Résistance dans le Vercors : 80 ans après, l'histoire de Prélenfrey, "village des Justes", enfin dans la lumière
Environ 200 personnes ont assisté à la cérémonie, dont de nombreux descendants d'enfants cachés à Prélenfrey pendant la guerre. © Radio France - Théo Hetsch
En cette année de commémoration des 80 ans des combats du Vercors et de la Libération (1944-2024), une cérémonie a eu lieu le samedi 20 juillet pour honorer la mémoire des habitants de Prélenfrey. Dans ce village, une cinquantaine d'enfants juifs ont été cachés, grâce au silence des habitants.
C'est une mémoire lumineuse : celle de Prélenfrey, petit hameau sur les contreforts du Vercors. Un petit village de 174 habitants à l'époque, qui durant la Seconde Guerre mondiale, a accueilli une cinquantaine d'enfants juifs et les a protégés malgré l'insistance des nazis. " Chaque famille ou presque a caché des gens ", rappelle Simon Farley, le maire du Gua (dont dépend aujourd'hui Prélenfrey). Avec son équipe municipale, il a organisé le samedi 20 juillet une journée de commémoration pour mettre cette histoire dans la lumière.
En parcourant le village, on découvre une à une les maisons qui ont servi à cacher des enfants juifs : l'hôtel Mayouissier ou le préventorium (par où transitaient les enfants avec de faux certificats médicaux tamponnés " tuberculeux ") géré par Hélène et André Guidi, qui ont reçu la médaille des Justes pour leur action. Le cortège rassemble près de 200 personnes dont de nombreux descendants de ces enfants survivants. " Toute la famille de mon père qui vivait en Pologne, a été déportée et assassinée, une quarantaine de personnes environ. Les seuls survivants ont été mes grands-parents et leurs trois enfants, dont mon oncle Charlie qui a trouvé refuge à Prélenfrey " raconte Katie Pluskwa, émue sous son large chapeau.
" Une fierté incroyable pour la commune "
Les enfants cachés de Prélenfrey ont pourtant échappé de peu à la rafle. Le 22 juillet 1944, les nazis encerclent le village, raflent les hommes et les alignent face au mur de l'école. Pourtant, aucun ne parle. " Cette résistance, le fait que personne n'ait parlé même sous la menace paraît incroyable de nos jours, pour protéger des gens qu'ils connaissaient à peine. C'est une fierté incroyable pour la commune ", confie Simon Farley. Le maire souligne tout de même la difficulté de mettre en valeur cette mémoire. " Il faut 350 000 euros pour rénover la place des Justes, la métropole de Grenoble accepte d'en financer la moitié mais on cherche encore l'argent pour l'autre moitié... " confie l'élu. Mais il y a d'autres moyens pour perpétuer ce patrimoine. Le visage d'André Guidi sera peint vendredi 26 juillet sur l'un des murs de la place.

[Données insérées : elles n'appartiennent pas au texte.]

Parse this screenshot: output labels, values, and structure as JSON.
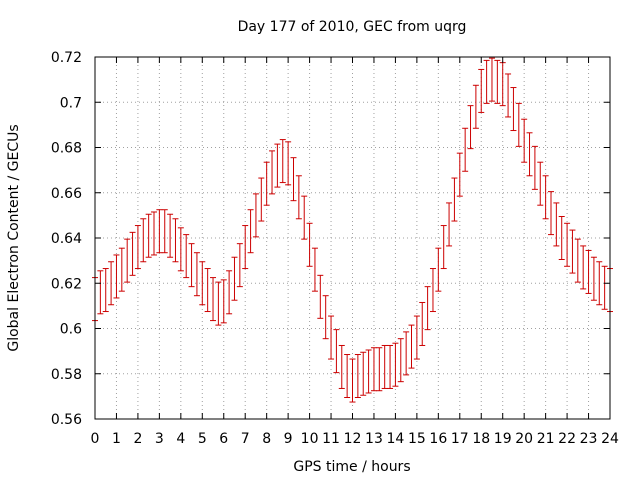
{
  "chart_data": {
    "type": "scatter",
    "title": "Day 177 of 2010, GEC from uqrg",
    "xlabel": "GPS time / hours",
    "ylabel": "Global Electron Content / GECUs",
    "xlim": [
      0,
      24
    ],
    "ylim": [
      0.56,
      0.72
    ],
    "xticks": [
      0,
      1,
      2,
      3,
      4,
      5,
      6,
      7,
      8,
      9,
      10,
      11,
      12,
      13,
      14,
      15,
      16,
      17,
      18,
      19,
      20,
      21,
      22,
      23,
      24
    ],
    "yticks": [
      0.56,
      0.58,
      0.6,
      0.62,
      0.64,
      0.66,
      0.68,
      0.7,
      0.72
    ],
    "ytick_labels": [
      "0.56",
      "0.58",
      "0.6",
      "0.62",
      "0.64",
      "0.66",
      "0.68",
      "0.7",
      "0.72"
    ],
    "grid": true,
    "color": "#cc0000",
    "error": 0.0095,
    "series": [
      {
        "x": [
          0.0,
          0.25,
          0.5,
          0.75,
          1.0,
          1.25,
          1.5,
          1.75,
          2.0,
          2.25,
          2.5,
          2.75,
          3.0,
          3.25,
          3.5,
          3.75,
          4.0,
          4.25,
          4.5,
          4.75,
          5.0,
          5.25,
          5.5,
          5.75,
          6.0,
          6.25,
          6.5,
          6.75,
          7.0,
          7.25,
          7.5,
          7.75,
          8.0,
          8.25,
          8.5,
          8.75,
          9.0,
          9.25,
          9.5,
          9.75,
          10.0,
          10.25,
          10.5,
          10.75,
          11.0,
          11.25,
          11.5,
          11.75,
          12.0,
          12.25,
          12.5,
          12.75,
          13.0,
          13.25,
          13.5,
          13.75,
          14.0,
          14.25,
          14.5,
          14.75,
          15.0,
          15.25,
          15.5,
          15.75,
          16.0,
          16.25,
          16.5,
          16.75,
          17.0,
          17.25,
          17.5,
          17.75,
          18.0,
          18.25,
          18.5,
          18.75,
          19.0,
          19.25,
          19.5,
          19.75,
          20.0,
          20.25,
          20.5,
          20.75,
          21.0,
          21.25,
          21.5,
          21.75,
          22.0,
          22.25,
          22.5,
          22.75,
          23.0,
          23.25,
          23.5,
          23.75,
          24.0
        ],
        "y": [
          0.613,
          0.616,
          0.617,
          0.62,
          0.623,
          0.626,
          0.63,
          0.633,
          0.636,
          0.639,
          0.641,
          0.642,
          0.643,
          0.643,
          0.641,
          0.639,
          0.635,
          0.632,
          0.628,
          0.624,
          0.62,
          0.617,
          0.613,
          0.611,
          0.612,
          0.616,
          0.622,
          0.628,
          0.636,
          0.643,
          0.65,
          0.657,
          0.664,
          0.669,
          0.672,
          0.674,
          0.673,
          0.666,
          0.658,
          0.649,
          0.637,
          0.626,
          0.614,
          0.605,
          0.596,
          0.59,
          0.583,
          0.579,
          0.577,
          0.579,
          0.58,
          0.581,
          0.582,
          0.582,
          0.583,
          0.583,
          0.584,
          0.586,
          0.589,
          0.592,
          0.596,
          0.602,
          0.609,
          0.617,
          0.626,
          0.636,
          0.646,
          0.657,
          0.668,
          0.679,
          0.689,
          0.698,
          0.705,
          0.709,
          0.71,
          0.709,
          0.708,
          0.703,
          0.697,
          0.69,
          0.683,
          0.677,
          0.671,
          0.664,
          0.658,
          0.651,
          0.646,
          0.64,
          0.637,
          0.634,
          0.63,
          0.627,
          0.625,
          0.622,
          0.62,
          0.618,
          0.617
        ]
      }
    ]
  }
}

En attendant, la déambulation passe évidemment devant l'ancien préventorium, où de nombreux enfants ont été cachés, et où les Allemands ont tenté une fouille. Mais au moment de rentrer dans la chambre où étaient cachés les enfants et des dizaines d'armes destinées aux résistants, l'infirmière Anne Wahl les persuade de ne pas aller plus loin, mettant en avant les risques de contagion. Ce jour-là, la jeune femme de 21 ans a sans doute sauvé le village. " Voir tous ces gens qui sont issus de ces moments de résistance, qui descendent de cette histoire, c'est très important pour moi " raconte David Wahl, petit-fils de cette héroïne, et venu de Genève spécialement pour l'occasion.
Un livre publié en juin 2024
La cheffe d'orchestre de cette déambulation est aussi concernée. " Mon père a trouvé refuge ici pendant la guerre ", raconte Dominique Lardet. Cette Palenchoune (habitante de Prélenfrey) d'adoption a écrit un livre sur le sujet, Les enfants cachés des Tilleuls 1935-1946, paru aux Presses Universitaires de Grenoble. " Nous avons un rôle de transmission à jouer, transmettre cette histoire d'un village qui a su dire non à la délation " raconte la retraitée qui prépare déjà un deuxième livre sur cette histoire personnelle mais humaniste avant tout. " Tout le monde a été impliqué de près ou de loin. Quand les Allemands sont montés ici, tout le monde a fait bloc. Ils avaient choisi leur camp, le camp de l'espoir et de l'humanité ", conclut Dominique Lardet.
Une résistance à la haine à prendre en exemple, qui résonne particulièrement aujourd'hui avec la montée de l'antisémitisme. La cérémonie s'est d'ailleurs conclue par la chanson Bella Ciao, ce chant de révolte italien qui célèbre l'engagement des résistants. Une conclusion très politique pour cette journée historique.